For the first time in South Rajasthan, people have seen the Red-capped Shaheen Falcon near Rundera Talab, close to Udaipur city. Shaheen Falcon (Falco peregrinus peregrinator) is a type of Peregrine Falcon, which holds the title for the world's fastest flying bird. Wildlife photographers in Udaipur took approximately 4 hours to capture pictures of this bird. The reason is that once it is spotted in one place, it quickly flies several feet away by the time someone gets close to it. Shaheen is a small falcon, appearing strong, with dark upperparts, streaked rufous underparts, and a white throat.
Deepal Singh Kalaria, Rohit Dwivedi and Sharad Agrawal, residents of Udaipur, made a noteworthy discovery as they spotted a hunting bird in the Mewar region. They not only observed the bird but also captured images and documented its presence. The remarkable aspect of this finding is that such hunting birds are rarely seen in the Udaipur region, which is more accustomed to desert and frontier landscapes. The sighting is considered both surprising and uncommon.
Prior to this discovery, the Shaheen Falcon bird had been the primary avian focus in Rajasthan. Typically found near the Pakistan border, including regions like Jaisalmer and Barmer, as well as in proximity to Jaipur, this new observation adds diversity to the bird species present in the state.

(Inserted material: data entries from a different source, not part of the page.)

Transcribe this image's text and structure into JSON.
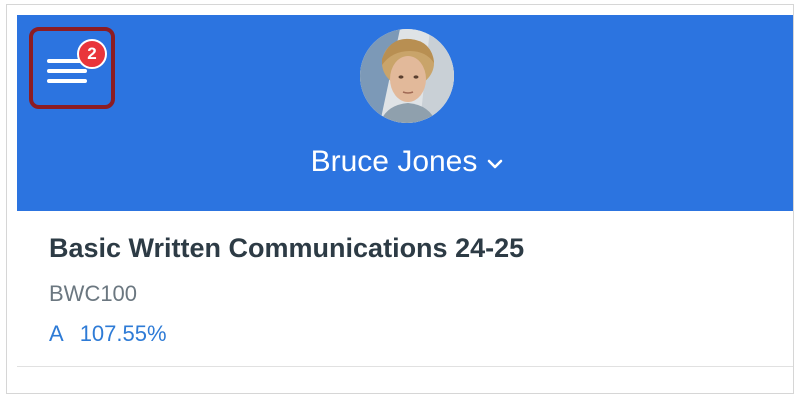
{
  "header": {
    "menu_badge_count": "2",
    "user_name": "Bruce Jones",
    "menu_icon": "hamburger-menu-icon",
    "dropdown_icon": "chevron-down-icon",
    "background_color": "#2c74e0",
    "badge_color": "#e9353b",
    "highlight_color": "#8c1c23"
  },
  "course": {
    "title": "Basic Written Communications 24-25",
    "code": "BWC100",
    "grade_letter": "A",
    "grade_percent": "107.55%",
    "grade_color": "#2e7bd6"
  }
}
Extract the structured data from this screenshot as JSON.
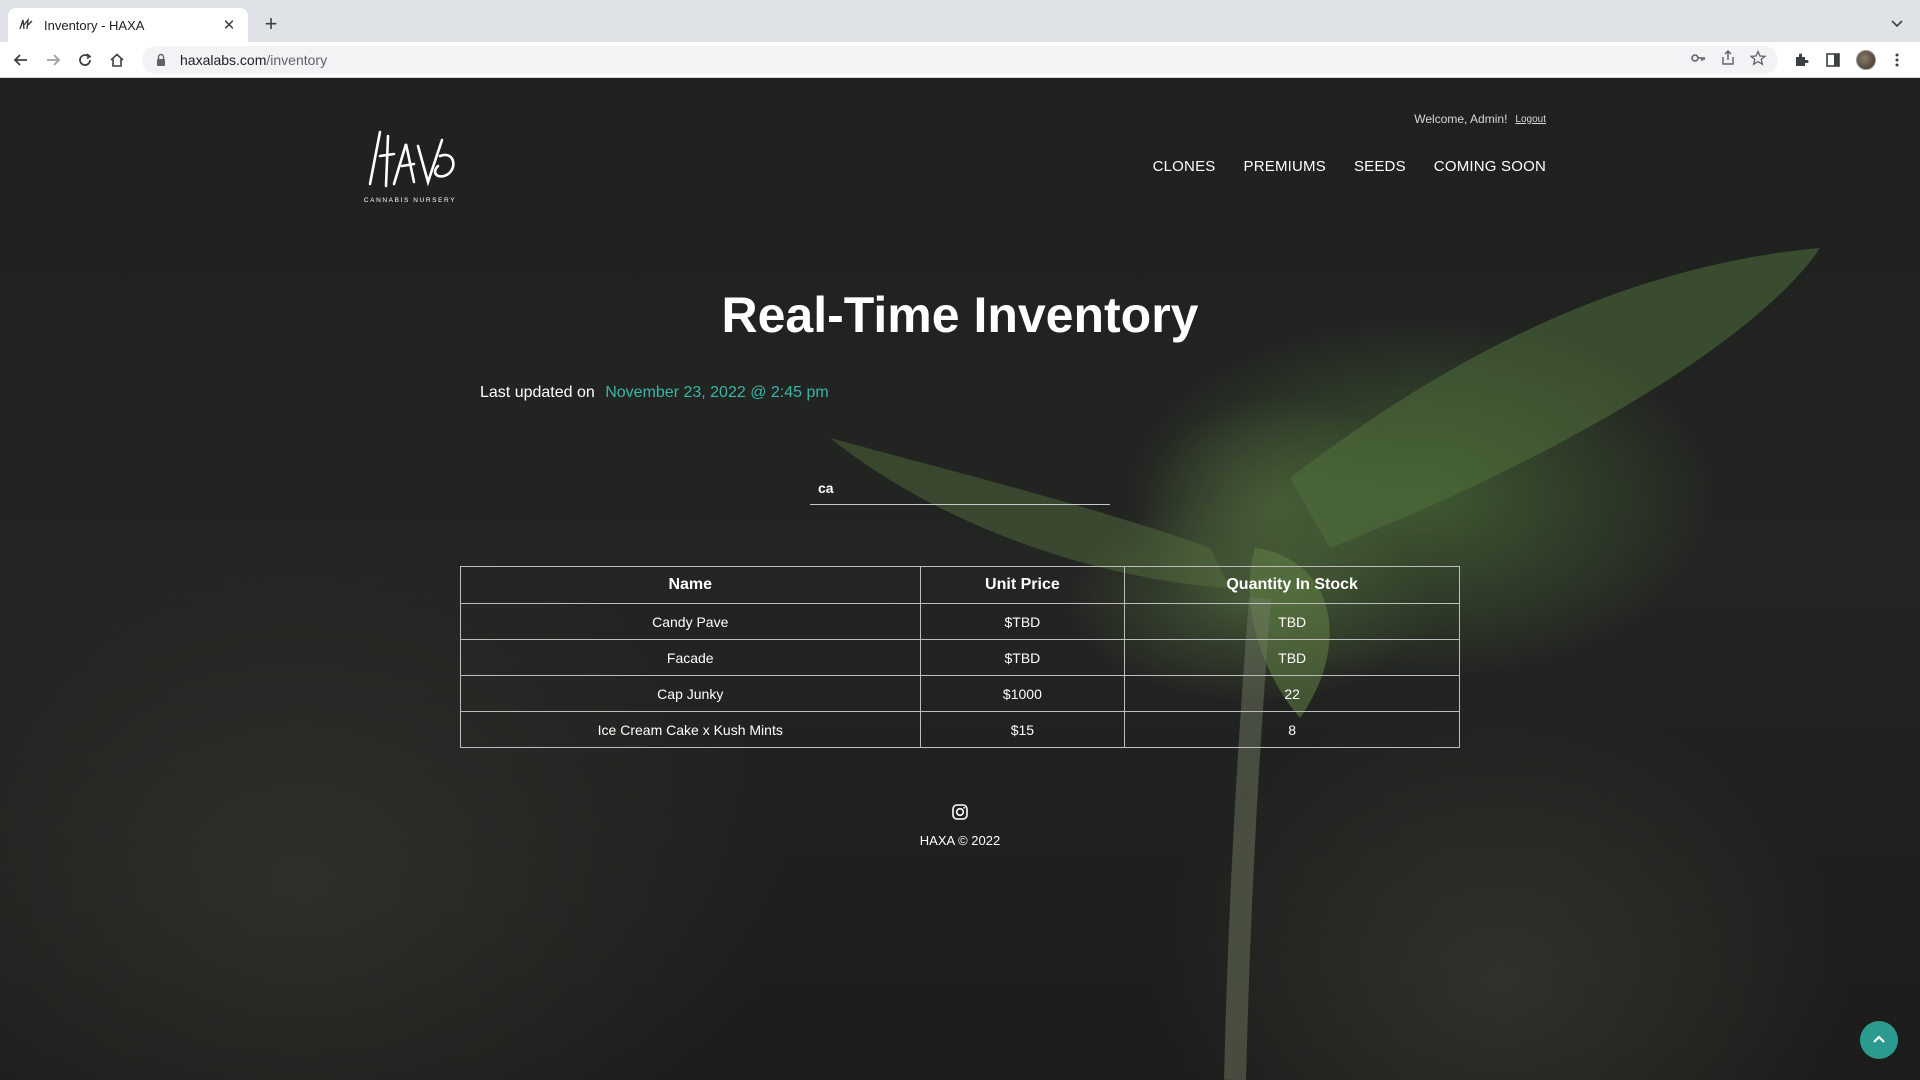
{
  "browser": {
    "tab_title": "Inventory - HAXA",
    "url_host": "haxalabs.com",
    "url_path": "/inventory"
  },
  "header": {
    "welcome": "Welcome, Admin!",
    "logout": "Logout",
    "nav": [
      "CLONES",
      "PREMIUMS",
      "SEEDS",
      "COMING SOON"
    ],
    "logo_text": "HAXA",
    "logo_subtitle": "CANNABIS NURSERY"
  },
  "main": {
    "title": "Real-Time Inventory",
    "updated_label": "Last updated on",
    "updated_value": "November 23, 2022 @ 2:45 pm",
    "search_value": "ca",
    "table": {
      "headers": [
        "Name",
        "Unit Price",
        "Quantity In Stock"
      ],
      "rows": [
        [
          "Candy Pave",
          "$TBD",
          "TBD"
        ],
        [
          "Facade",
          "$TBD",
          "TBD"
        ],
        [
          "Cap Junky",
          "$1000",
          "22"
        ],
        [
          "Ice Cream Cake x Kush Mints",
          "$15",
          "8"
        ]
      ]
    }
  },
  "footer": {
    "copyright": "HAXA © 2022"
  },
  "colors": {
    "accent": "#3bb5a8",
    "scroll_button": "#2a9b8e"
  },
  "icons": [
    "back-icon",
    "forward-icon",
    "reload-icon",
    "home-icon",
    "lock-icon",
    "key-icon",
    "share-icon",
    "star-icon",
    "extensions-icon",
    "side-panel-icon",
    "menu-icon",
    "instagram-icon",
    "chevron-up-icon"
  ]
}
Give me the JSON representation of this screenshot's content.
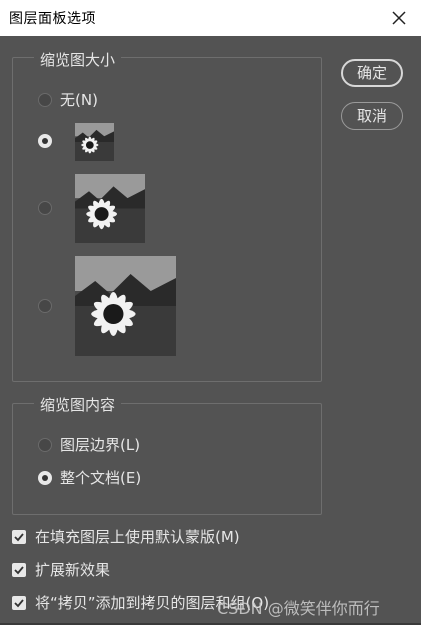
{
  "dialog": {
    "title": "图层面板选项"
  },
  "buttons": {
    "ok": "确定",
    "cancel": "取消"
  },
  "thumbnail_size": {
    "legend": "缩览图大小",
    "options": [
      {
        "label": "无(N)",
        "checked": false
      },
      {
        "label": "",
        "checked": true,
        "preview": "small"
      },
      {
        "label": "",
        "checked": false,
        "preview": "medium"
      },
      {
        "label": "",
        "checked": false,
        "preview": "large"
      }
    ]
  },
  "thumbnail_contents": {
    "legend": "缩览图内容",
    "options": [
      {
        "label": "图层边界(L)",
        "checked": false
      },
      {
        "label": "整个文档(E)",
        "checked": true
      }
    ]
  },
  "checkboxes": [
    {
      "label": "在填充图层上使用默认蒙版(M)",
      "checked": true
    },
    {
      "label": "扩展新效果",
      "checked": true
    },
    {
      "label": "将“拷贝”添加到拷贝的图层和组(O)",
      "checked": true
    }
  ],
  "watermark": "CSDN @微笑伴你而行",
  "icons": {
    "close": "close-icon",
    "checkmark": "checkmark-icon",
    "preview": "sunflower-preview-image"
  }
}
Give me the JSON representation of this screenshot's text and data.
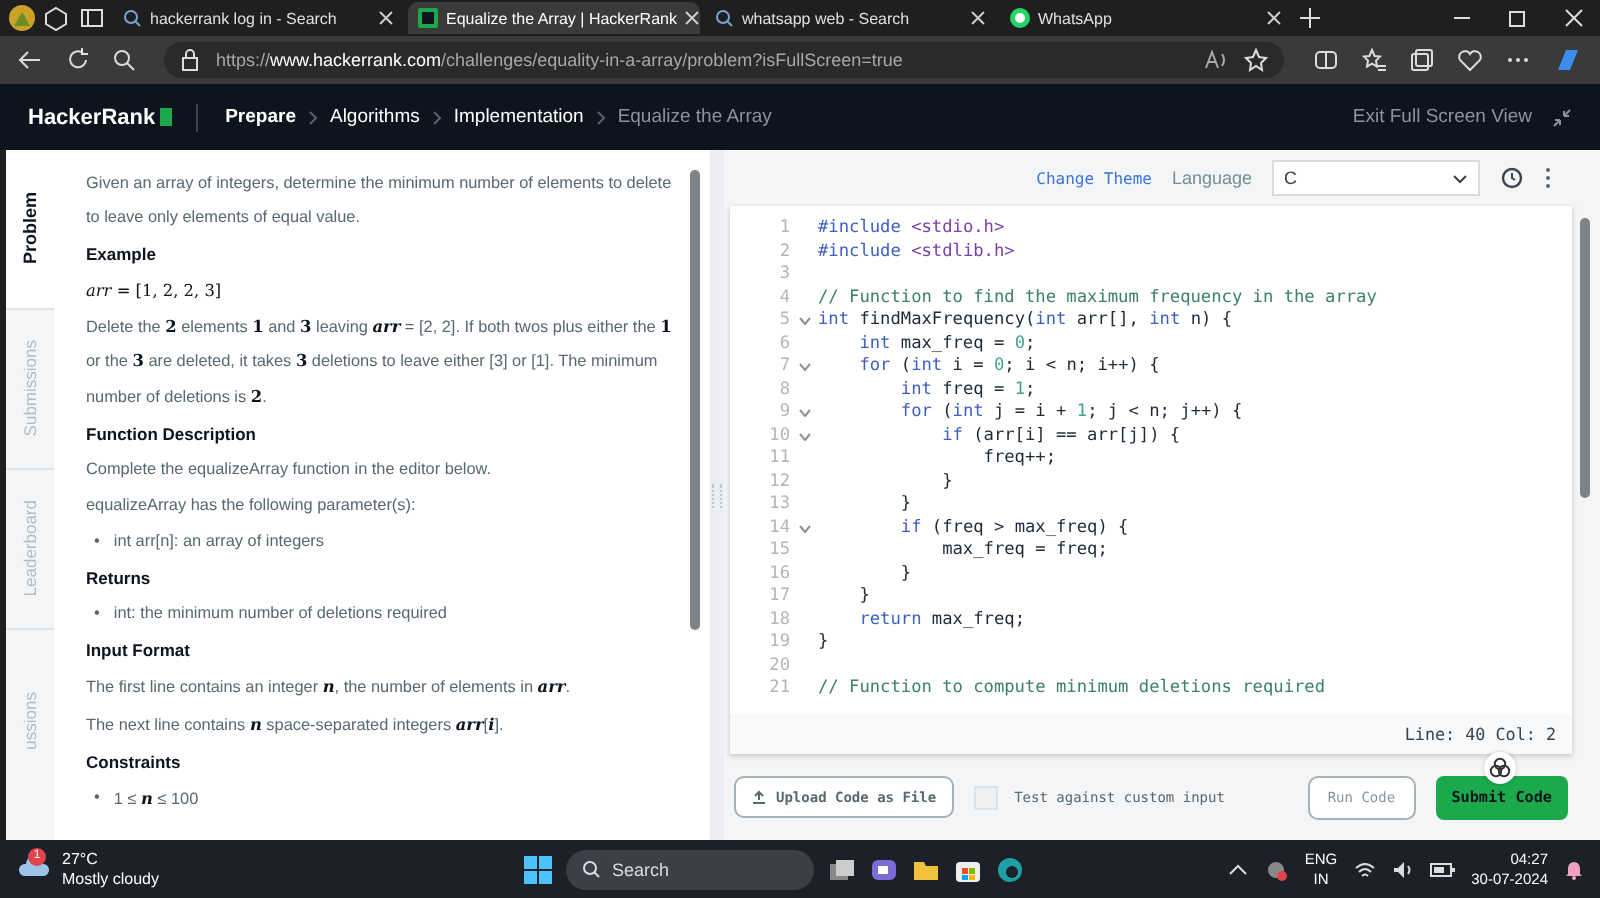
{
  "browser": {
    "tabs": [
      {
        "title": "hackerrank log in - Search",
        "kind": "search",
        "selected": false
      },
      {
        "title": "Equalize the Array | HackerRank",
        "kind": "hackerrank",
        "selected": true
      },
      {
        "title": "whatsapp web - Search",
        "kind": "search",
        "selected": false
      },
      {
        "title": "WhatsApp",
        "kind": "whatsapp",
        "selected": false
      }
    ],
    "url": "https://**www.hackerrank.com**/challenges/equality-in-a-array/problem?isFullScreen=true"
  },
  "header": {
    "logo": "HackerRank",
    "breadcrumbs": [
      {
        "label": "Prepare",
        "bold": true,
        "current": false
      },
      {
        "label": "Algorithms",
        "bold": false,
        "current": false
      },
      {
        "label": "Implementation",
        "bold": false,
        "current": false
      },
      {
        "label": "Equalize the Array",
        "bold": false,
        "current": true
      }
    ],
    "exit": "Exit Full Screen View"
  },
  "side_tabs": [
    {
      "label": "Problem",
      "selected": true
    },
    {
      "label": "Submissions",
      "selected": false
    },
    {
      "label": "Leaderboard",
      "selected": false
    },
    {
      "label": "ussions",
      "selected": false
    }
  ],
  "problem": [
    {
      "kind": "paragraph",
      "text": "Given an array of integers, determine the minimum number of elements to delete to leave only elements of equal value."
    },
    {
      "kind": "heading",
      "text": "Example"
    },
    {
      "kind": "math",
      "text": "*arr* = [1, 2, 2, 3]"
    },
    {
      "kind": "paragraph",
      "text": "Delete the **2** elements **1** and **3** leaving *arr* = [2, 2]. If both twos plus either the **1** or the **3** are deleted, it takes **3** deletions to leave either [3] or [1]. The minimum number of deletions is **2**."
    },
    {
      "kind": "heading",
      "text": "Function Description"
    },
    {
      "kind": "paragraph",
      "text": "Complete the equalizeArray function in the editor below."
    },
    {
      "kind": "paragraph",
      "text": "equalizeArray has the following parameter(s):"
    },
    {
      "kind": "bullets",
      "bullet": "•",
      "items": [
        "int arr[n]: an array of integers"
      ]
    },
    {
      "kind": "heading",
      "text": "Returns"
    },
    {
      "kind": "bullets",
      "bullet": "•",
      "items": [
        "int: the minimum number of deletions required"
      ]
    },
    {
      "kind": "heading",
      "text": "Input Format"
    },
    {
      "kind": "paragraph",
      "text": "The first line contains an integer *n*, the number of elements in *arr*."
    },
    {
      "kind": "paragraph",
      "text": "The next line contains *n* space-separated integers *arr*[*i*]."
    },
    {
      "kind": "heading",
      "text": "Constraints"
    },
    {
      "kind": "bullets",
      "bullet": "•",
      "items": [
        "1 ≤ *n* ≤ 100"
      ]
    }
  ],
  "editor": {
    "change_theme": "Change Theme",
    "language_label": "Language",
    "language": "C",
    "lines": [
      {
        "number": "1",
        "fold": false,
        "tokens": [
          {
            "kind": "keyword",
            "text": "#include "
          },
          {
            "kind": "string",
            "text": "<stdio.h>"
          }
        ]
      },
      {
        "number": "2",
        "fold": false,
        "tokens": [
          {
            "kind": "keyword",
            "text": "#include "
          },
          {
            "kind": "string",
            "text": "<stdlib.h>"
          }
        ]
      },
      {
        "number": "3",
        "fold": false
      },
      {
        "number": "4",
        "fold": false,
        "tokens": [
          {
            "kind": "comment",
            "text": "// Function to find the maximum frequency in the array"
          }
        ]
      },
      {
        "number": "5",
        "fold": true,
        "tokens": [
          {
            "kind": "keyword",
            "text": "int"
          },
          {
            "kind": "plain",
            "text": " findMaxFrequency("
          },
          {
            "kind": "keyword",
            "text": "int"
          },
          {
            "kind": "plain",
            "text": " arr[], "
          },
          {
            "kind": "keyword",
            "text": "int"
          },
          {
            "kind": "plain",
            "text": " n) {"
          }
        ]
      },
      {
        "number": "6",
        "fold": false,
        "tokens": [
          {
            "kind": "keyword",
            "text": "    int"
          },
          {
            "kind": "plain",
            "text": " max_freq = "
          },
          {
            "kind": "number",
            "text": "0"
          },
          {
            "kind": "plain",
            "text": ";"
          }
        ]
      },
      {
        "number": "7",
        "fold": true,
        "tokens": [
          {
            "kind": "keyword",
            "text": "    for"
          },
          {
            "kind": "plain",
            "text": " ("
          },
          {
            "kind": "keyword",
            "text": "int"
          },
          {
            "kind": "plain",
            "text": " i = "
          },
          {
            "kind": "number",
            "text": "0"
          },
          {
            "kind": "plain",
            "text": "; i < n; i++) {"
          }
        ]
      },
      {
        "number": "8",
        "fold": false,
        "tokens": [
          {
            "kind": "keyword",
            "text": "        int"
          },
          {
            "kind": "plain",
            "text": " freq = "
          },
          {
            "kind": "number",
            "text": "1"
          },
          {
            "kind": "plain",
            "text": ";"
          }
        ]
      },
      {
        "number": "9",
        "fold": true,
        "tokens": [
          {
            "kind": "keyword",
            "text": "        for"
          },
          {
            "kind": "plain",
            "text": " ("
          },
          {
            "kind": "keyword",
            "text": "int"
          },
          {
            "kind": "plain",
            "text": " j = i + "
          },
          {
            "kind": "number",
            "text": "1"
          },
          {
            "kind": "plain",
            "text": "; j < n; j++) {"
          }
        ]
      },
      {
        "number": "10",
        "fold": true,
        "tokens": [
          {
            "kind": "keyword",
            "text": "            if"
          },
          {
            "kind": "plain",
            "text": " (arr[i] == arr[j]) {"
          }
        ]
      },
      {
        "number": "11",
        "fold": false,
        "tokens": [
          {
            "kind": "plain",
            "text": "                freq++;"
          }
        ]
      },
      {
        "number": "12",
        "fold": false,
        "tokens": [
          {
            "kind": "plain",
            "text": "            }"
          }
        ]
      },
      {
        "number": "13",
        "fold": false,
        "tokens": [
          {
            "kind": "plain",
            "text": "        }"
          }
        ]
      },
      {
        "number": "14",
        "fold": true,
        "tokens": [
          {
            "kind": "keyword",
            "text": "        if"
          },
          {
            "kind": "plain",
            "text": " (freq > max_freq) {"
          }
        ]
      },
      {
        "number": "15",
        "fold": false,
        "tokens": [
          {
            "kind": "plain",
            "text": "            max_freq = freq;"
          }
        ]
      },
      {
        "number": "16",
        "fold": false,
        "tokens": [
          {
            "kind": "plain",
            "text": "        }"
          }
        ]
      },
      {
        "number": "17",
        "fold": false,
        "tokens": [
          {
            "kind": "plain",
            "text": "    }"
          }
        ]
      },
      {
        "number": "18",
        "fold": false,
        "tokens": [
          {
            "kind": "keyword",
            "text": "    return"
          },
          {
            "kind": "plain",
            "text": " max_freq;"
          }
        ]
      },
      {
        "number": "19",
        "fold": false,
        "tokens": [
          {
            "kind": "plain",
            "text": "}"
          }
        ]
      },
      {
        "number": "20",
        "fold": false
      },
      {
        "number": "21",
        "fold": false,
        "tokens": [
          {
            "kind": "comment",
            "text": "// Function to compute minimum deletions required"
          }
        ]
      }
    ],
    "status": "Line: 40 Col: 2",
    "upload": "Upload Code as File",
    "custom_input": {
      "label": "Test against custom input",
      "checked": false
    },
    "run": {
      "label": "Run Code",
      "disabled": true
    },
    "submit": "Submit Code"
  },
  "taskbar": {
    "weather_badge": "1",
    "temperature": "27°C",
    "weather": "Mostly cloudy",
    "search": "Search",
    "language": "ENG",
    "region": "IN",
    "time": "04:27",
    "date": "30-07-2024"
  }
}
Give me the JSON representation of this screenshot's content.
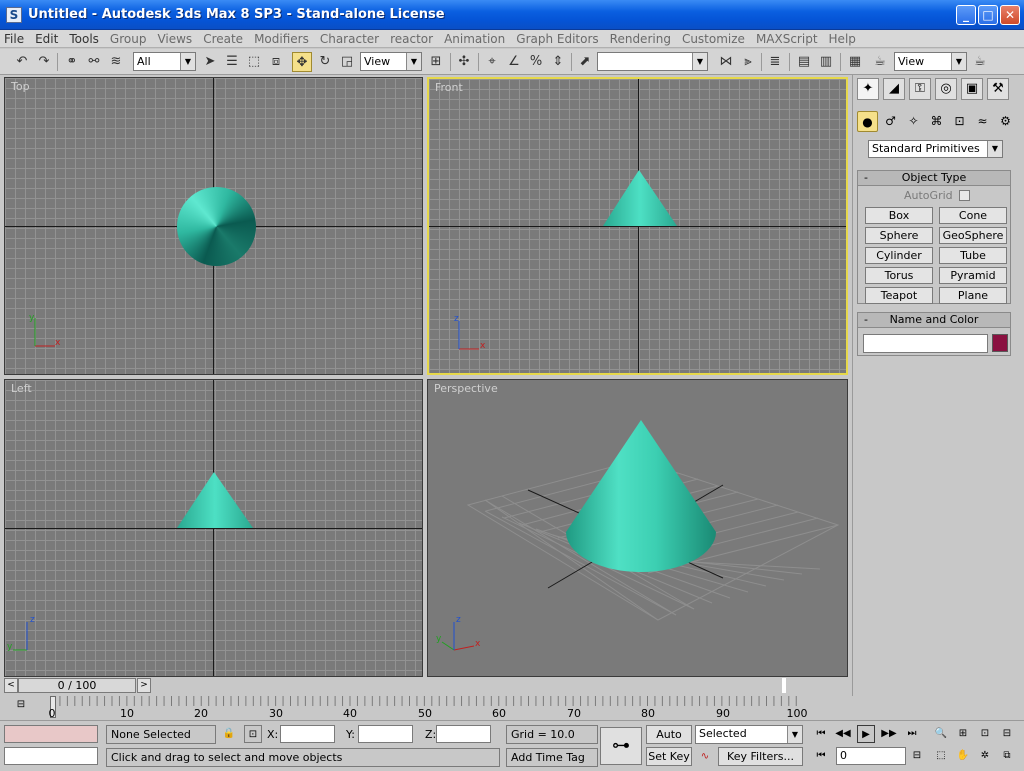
{
  "window": {
    "title": "Untitled  - Autodesk 3ds Max 8 SP3  - Stand-alone License",
    "app_icon": "S",
    "minimize": "_",
    "maximize": "□",
    "close": "✕"
  },
  "menu": [
    "File",
    "Edit",
    "Tools",
    "Group",
    "Views",
    "Create",
    "Modifiers",
    "Character",
    "reactor",
    "Animation",
    "Graph Editors",
    "Rendering",
    "Customize",
    "MAXScript",
    "Help"
  ],
  "toolbar": {
    "selection_filter": "All",
    "ref_coord": "View",
    "named_selection": "",
    "render_view": "View"
  },
  "viewports": {
    "top": "Top",
    "front": "Front",
    "left": "Left",
    "perspective": "Perspective",
    "axis_x": "x",
    "axis_y": "y",
    "axis_z": "z"
  },
  "command_panel": {
    "category": "Standard Primitives",
    "object_type_title": "Object Type",
    "autogrid": "AutoGrid",
    "rollout_toggle": "-",
    "buttons": [
      "Box",
      "Cone",
      "Sphere",
      "GeoSphere",
      "Cylinder",
      "Tube",
      "Torus",
      "Pyramid",
      "Teapot",
      "Plane"
    ],
    "name_color_title": "Name and Color",
    "object_color": "#8a1040"
  },
  "timeline": {
    "slider_label": "0 / 100",
    "ticks": [
      "0",
      "10",
      "20",
      "30",
      "40",
      "50",
      "60",
      "70",
      "80",
      "90",
      "100"
    ]
  },
  "status": {
    "selection": "None Selected",
    "prompt": "Click and drag to select and move objects",
    "x_label": "X:",
    "y_label": "Y:",
    "z_label": "Z:",
    "grid": "Grid = 10.0",
    "add_time_tag": "Add Time Tag",
    "auto_key": "Auto Key",
    "set_key": "Set Key",
    "key_mode": "Selected",
    "key_filters": "Key Filters...",
    "frame": "0"
  }
}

Ornithologist Sharad Agrawal describes this bird as the Barbary Falcon, Red-Necked Falcon, and Arabian Falcon. It has a slight reddish tint on its head and measures 13-15 inches in length, with wingspread ranging from 30-38 inches. Recognized as the fastest bird globally, it can dive from the sky to the ground at speeds of 300 km per hour for hunting.
With swift speed, powerful talons and keen eyesight, it excels as a hunter. While the Black Falcon, a close relative, is found in many Indian states, the Red-Capped Falcon typically migrates to Indian desert regions from colder, arid places like Mongolia, East Africa, the Middle East, Afghanistan and Pakistan.
The bird species, once critically endangered, is now gradually growing in numbers. In 1988, only seven pairs were reproducing, but by 2006, their population had increased almost ten times.